By: Gurleen Aujla, Peak Associate
ARIES: You’ve waited until the last minute to watch your lecture recordings and you’re furiously trying to learn about the difference between prosimians, monkeys, and apes at four times speed. Try throwing your laptop in the trash and head to Nesters Market to buy seven single bananas — one for every miserable day this week.
TAURUS: You know your finance exam is coming up, yet the couch seems to have swallowed you. But don’t worry, you know yourself best. Slide down from the couch to the floor and have a movie marathon. Your feet will be on the floor during the exam, so you’re basically studying, anyway.
GEMINI: Finals are creeping up. You can still remember making what you took as awkward eye contact with your TA over Zoom as she talked about not cramming the night before. But she knows you wouldn’t do that. You cram the day of!
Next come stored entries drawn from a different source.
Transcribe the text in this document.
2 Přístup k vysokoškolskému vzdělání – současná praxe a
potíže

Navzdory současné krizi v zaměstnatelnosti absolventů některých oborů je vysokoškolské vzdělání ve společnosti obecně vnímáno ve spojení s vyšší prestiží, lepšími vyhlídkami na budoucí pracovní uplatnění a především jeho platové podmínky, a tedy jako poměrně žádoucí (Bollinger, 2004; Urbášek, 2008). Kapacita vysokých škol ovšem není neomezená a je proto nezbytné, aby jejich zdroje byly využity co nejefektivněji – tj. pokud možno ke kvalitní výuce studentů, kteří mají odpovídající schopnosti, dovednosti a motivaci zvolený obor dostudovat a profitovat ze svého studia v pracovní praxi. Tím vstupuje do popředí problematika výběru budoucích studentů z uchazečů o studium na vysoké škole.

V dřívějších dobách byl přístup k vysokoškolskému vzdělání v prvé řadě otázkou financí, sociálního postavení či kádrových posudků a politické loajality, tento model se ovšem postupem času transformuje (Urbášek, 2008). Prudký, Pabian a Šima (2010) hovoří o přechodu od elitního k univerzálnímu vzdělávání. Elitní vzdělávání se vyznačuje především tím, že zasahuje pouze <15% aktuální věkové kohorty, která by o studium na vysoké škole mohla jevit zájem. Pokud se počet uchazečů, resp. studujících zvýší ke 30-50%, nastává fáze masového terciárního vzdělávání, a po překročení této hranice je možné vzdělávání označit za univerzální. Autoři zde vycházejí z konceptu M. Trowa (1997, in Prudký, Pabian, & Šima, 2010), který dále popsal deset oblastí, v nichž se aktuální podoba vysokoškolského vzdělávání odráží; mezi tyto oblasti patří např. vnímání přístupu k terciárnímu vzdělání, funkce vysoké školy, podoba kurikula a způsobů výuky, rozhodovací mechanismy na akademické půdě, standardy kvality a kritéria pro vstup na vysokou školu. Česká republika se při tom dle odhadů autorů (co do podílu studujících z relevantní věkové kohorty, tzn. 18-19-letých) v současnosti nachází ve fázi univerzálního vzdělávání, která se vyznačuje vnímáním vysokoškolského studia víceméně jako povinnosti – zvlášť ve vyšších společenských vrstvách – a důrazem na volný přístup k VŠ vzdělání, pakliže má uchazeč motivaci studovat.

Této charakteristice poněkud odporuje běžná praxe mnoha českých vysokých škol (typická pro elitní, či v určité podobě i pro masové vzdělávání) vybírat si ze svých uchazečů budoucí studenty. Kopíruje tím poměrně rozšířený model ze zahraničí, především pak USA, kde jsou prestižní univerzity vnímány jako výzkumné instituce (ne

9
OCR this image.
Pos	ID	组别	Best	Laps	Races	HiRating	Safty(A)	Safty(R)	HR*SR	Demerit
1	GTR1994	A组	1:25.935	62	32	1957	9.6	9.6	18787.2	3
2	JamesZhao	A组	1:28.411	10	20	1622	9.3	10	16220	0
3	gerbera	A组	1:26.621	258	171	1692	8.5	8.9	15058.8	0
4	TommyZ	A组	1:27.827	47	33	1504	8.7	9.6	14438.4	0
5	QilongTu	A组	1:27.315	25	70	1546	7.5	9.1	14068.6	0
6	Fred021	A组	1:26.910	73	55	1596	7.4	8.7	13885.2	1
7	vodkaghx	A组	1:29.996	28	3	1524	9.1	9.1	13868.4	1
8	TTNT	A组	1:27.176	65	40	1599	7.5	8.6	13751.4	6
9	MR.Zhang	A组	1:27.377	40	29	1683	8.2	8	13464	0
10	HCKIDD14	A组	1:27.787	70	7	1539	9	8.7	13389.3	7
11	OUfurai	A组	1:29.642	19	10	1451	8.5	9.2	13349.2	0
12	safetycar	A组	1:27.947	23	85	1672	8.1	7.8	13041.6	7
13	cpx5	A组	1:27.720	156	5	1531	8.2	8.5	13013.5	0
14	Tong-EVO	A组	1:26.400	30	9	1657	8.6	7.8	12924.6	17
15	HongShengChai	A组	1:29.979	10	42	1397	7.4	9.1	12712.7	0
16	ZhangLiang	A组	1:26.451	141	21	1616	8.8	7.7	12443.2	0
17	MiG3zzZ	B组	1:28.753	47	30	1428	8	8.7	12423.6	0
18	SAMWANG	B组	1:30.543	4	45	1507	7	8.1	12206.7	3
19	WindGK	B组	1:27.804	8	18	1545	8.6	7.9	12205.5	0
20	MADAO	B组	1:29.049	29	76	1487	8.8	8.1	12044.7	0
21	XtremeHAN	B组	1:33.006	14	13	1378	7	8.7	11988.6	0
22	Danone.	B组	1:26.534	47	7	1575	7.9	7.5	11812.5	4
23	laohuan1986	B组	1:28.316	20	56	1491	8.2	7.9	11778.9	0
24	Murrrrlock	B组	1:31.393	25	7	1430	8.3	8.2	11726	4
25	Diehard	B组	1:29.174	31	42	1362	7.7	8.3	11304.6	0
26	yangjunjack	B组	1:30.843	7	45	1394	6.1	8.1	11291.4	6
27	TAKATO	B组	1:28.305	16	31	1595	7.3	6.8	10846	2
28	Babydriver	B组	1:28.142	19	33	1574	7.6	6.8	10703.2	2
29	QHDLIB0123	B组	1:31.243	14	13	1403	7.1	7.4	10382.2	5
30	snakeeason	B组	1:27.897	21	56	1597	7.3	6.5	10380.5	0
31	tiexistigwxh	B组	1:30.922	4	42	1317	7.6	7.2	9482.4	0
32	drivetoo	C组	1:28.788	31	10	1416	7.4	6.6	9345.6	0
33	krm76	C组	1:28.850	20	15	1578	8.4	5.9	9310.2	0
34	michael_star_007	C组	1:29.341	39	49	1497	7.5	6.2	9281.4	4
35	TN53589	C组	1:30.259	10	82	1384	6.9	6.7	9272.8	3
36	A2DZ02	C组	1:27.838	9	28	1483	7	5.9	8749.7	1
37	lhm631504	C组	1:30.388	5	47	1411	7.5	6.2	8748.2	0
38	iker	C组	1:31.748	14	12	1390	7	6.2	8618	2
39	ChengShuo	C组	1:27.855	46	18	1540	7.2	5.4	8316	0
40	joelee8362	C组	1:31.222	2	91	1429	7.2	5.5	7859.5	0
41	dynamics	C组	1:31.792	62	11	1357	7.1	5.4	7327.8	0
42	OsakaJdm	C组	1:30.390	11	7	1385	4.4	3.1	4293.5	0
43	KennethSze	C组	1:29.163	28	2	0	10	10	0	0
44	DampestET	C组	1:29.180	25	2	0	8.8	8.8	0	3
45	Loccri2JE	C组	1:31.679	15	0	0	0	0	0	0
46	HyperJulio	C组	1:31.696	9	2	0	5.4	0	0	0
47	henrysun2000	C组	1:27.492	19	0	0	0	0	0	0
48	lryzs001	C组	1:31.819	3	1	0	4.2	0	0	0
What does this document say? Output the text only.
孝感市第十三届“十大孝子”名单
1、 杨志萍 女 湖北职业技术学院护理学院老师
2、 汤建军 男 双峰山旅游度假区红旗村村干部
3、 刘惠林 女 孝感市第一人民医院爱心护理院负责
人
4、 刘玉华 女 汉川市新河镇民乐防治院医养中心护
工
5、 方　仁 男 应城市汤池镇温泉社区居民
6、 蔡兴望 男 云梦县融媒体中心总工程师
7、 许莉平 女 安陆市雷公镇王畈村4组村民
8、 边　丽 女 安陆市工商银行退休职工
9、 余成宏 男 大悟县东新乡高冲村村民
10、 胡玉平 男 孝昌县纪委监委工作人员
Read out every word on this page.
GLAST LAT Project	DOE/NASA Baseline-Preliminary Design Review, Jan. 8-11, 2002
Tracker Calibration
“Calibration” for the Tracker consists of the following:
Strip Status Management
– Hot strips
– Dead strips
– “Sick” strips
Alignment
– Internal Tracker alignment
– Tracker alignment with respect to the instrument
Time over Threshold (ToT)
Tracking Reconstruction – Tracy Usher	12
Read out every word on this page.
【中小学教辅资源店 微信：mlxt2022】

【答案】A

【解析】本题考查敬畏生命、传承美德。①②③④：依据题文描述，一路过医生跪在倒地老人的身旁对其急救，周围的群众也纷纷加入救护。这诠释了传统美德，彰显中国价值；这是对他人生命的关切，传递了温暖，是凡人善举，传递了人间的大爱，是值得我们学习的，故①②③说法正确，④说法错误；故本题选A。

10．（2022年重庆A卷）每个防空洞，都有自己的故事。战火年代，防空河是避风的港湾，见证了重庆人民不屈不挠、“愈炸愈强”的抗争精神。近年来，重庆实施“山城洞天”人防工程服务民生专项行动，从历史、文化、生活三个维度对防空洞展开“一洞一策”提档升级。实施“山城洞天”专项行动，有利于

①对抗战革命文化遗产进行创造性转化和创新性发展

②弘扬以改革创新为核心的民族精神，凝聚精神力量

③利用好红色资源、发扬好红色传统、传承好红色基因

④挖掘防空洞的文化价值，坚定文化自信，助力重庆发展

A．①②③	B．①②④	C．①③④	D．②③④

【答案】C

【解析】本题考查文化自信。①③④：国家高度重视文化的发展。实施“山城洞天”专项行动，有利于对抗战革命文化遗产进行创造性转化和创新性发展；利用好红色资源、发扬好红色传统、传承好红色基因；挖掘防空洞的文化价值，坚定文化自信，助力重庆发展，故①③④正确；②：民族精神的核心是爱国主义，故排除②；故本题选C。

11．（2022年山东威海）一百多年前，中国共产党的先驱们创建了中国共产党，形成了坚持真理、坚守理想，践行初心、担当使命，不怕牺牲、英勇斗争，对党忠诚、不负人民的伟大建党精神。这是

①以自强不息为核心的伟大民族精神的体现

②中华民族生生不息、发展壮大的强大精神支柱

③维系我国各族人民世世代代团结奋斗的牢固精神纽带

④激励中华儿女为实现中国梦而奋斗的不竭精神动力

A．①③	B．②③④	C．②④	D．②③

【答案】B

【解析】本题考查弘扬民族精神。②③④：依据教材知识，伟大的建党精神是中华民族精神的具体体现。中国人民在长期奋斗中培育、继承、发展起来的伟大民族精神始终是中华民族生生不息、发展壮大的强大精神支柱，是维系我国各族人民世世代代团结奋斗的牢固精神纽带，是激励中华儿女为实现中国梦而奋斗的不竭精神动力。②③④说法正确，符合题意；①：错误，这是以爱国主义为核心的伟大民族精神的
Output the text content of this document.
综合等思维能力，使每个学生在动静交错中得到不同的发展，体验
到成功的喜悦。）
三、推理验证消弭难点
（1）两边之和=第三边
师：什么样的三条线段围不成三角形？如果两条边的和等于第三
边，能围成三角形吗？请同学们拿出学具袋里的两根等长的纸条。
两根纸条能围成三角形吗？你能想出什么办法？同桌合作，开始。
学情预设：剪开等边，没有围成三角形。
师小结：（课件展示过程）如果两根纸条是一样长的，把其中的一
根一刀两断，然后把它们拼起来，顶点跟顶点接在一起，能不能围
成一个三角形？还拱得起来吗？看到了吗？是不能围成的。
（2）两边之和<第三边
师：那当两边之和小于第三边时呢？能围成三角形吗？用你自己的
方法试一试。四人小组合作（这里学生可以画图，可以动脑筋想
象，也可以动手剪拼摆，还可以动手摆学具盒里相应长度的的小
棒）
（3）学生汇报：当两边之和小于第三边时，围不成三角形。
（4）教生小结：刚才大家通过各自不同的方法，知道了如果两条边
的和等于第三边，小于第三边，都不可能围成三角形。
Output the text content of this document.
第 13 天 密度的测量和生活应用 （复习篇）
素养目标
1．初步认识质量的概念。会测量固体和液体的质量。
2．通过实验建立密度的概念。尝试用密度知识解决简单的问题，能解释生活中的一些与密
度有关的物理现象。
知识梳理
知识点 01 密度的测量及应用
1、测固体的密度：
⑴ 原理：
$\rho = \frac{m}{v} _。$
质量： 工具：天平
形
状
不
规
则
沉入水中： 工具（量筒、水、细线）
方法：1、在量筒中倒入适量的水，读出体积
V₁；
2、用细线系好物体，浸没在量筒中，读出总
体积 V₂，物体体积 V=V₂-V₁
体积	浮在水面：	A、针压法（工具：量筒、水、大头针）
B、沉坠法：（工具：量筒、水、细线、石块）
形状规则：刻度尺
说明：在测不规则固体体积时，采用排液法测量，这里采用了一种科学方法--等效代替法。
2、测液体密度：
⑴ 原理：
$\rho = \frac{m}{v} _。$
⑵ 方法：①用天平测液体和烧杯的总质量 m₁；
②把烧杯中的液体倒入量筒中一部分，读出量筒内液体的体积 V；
CANCER: You’ve got your Google Drive folders, chapter notes, and highlighters ready to tackle finals. To stay on track when distractions appear, try short study sessions throughout the day and you’ll feel uber-confident — until your professor puts the exam in the Discussions folder instead of Quizzes on Canvas.
LEO: You’re reading this surrounded by an exhibit of take-out containers from your sushi, pizza, and burgers. You’ve been burning the midnight oil this week, but your efforts will pay off. Leave your dungeon and take the time to make a simple home-cooked meal tonight . . . maybe try a sushi burger?
VIRGO: It feels like you have a million tabs open, which might be true with the three screens you have going. Your paper is nowhere near done because you switched topics halfway through, but you’ve helped a close friend on their group presentation all while mentally planning for your new sticker business.
LIBRA: Your group presentation is tomorrow and you’ve spent the last 43 minutes designing the title slide. But, hey! At least you’ll have good aesthetics. Try setting a recurring 25-minute timer to get it done while cursing SFU’s pass/fail option to cover all your bases, personal and professional.
SCORPIO: You’re overwhelmed while juggling school, work, and family commitments. You feel like each day merges into the next and can’t decide whether to cry or laugh about it. Maybe switch from espresso to herbal tea and figure out what task you can scrap. Can you even fit in crying?
SAGITTARIUS: You’ve spent the last hour scouring blog posts for the best finals study tips, and yet your textbook is gathering a film of dust. Your mind keeps drifting off everywhere, even to planning your virtual birthday party. Please go to office hours. Your TA might help with decoration ideas!
CAPRICORN: You’ve been methodically preparing for finals since March. You’re beyond prepared for anything your professors can throw at you. This week, put your phone on “Do Not Disturb” and relax. Try not to think of the Rate My Professor reviews which say your professor is known for throwing curveballs on the exam . . .
AQUARIUS: You just finished your fourth Zoom call of the day and are absolutely exhausted. Rest assured, finals will end and you can have your personal freedom back. This includes the ability to lounge on the couch. You can scream into the couch pillow instead of your bed pillow for a nice change of pace.
PISCES: You have a strange urge to dye your bangs pink with all the stress from finals. Word of advice: watch the lecture recording first. You aren’t even sure if you watched or dreamed that you did. Second, look up some bleach fail videos. Then you can make a hair decision.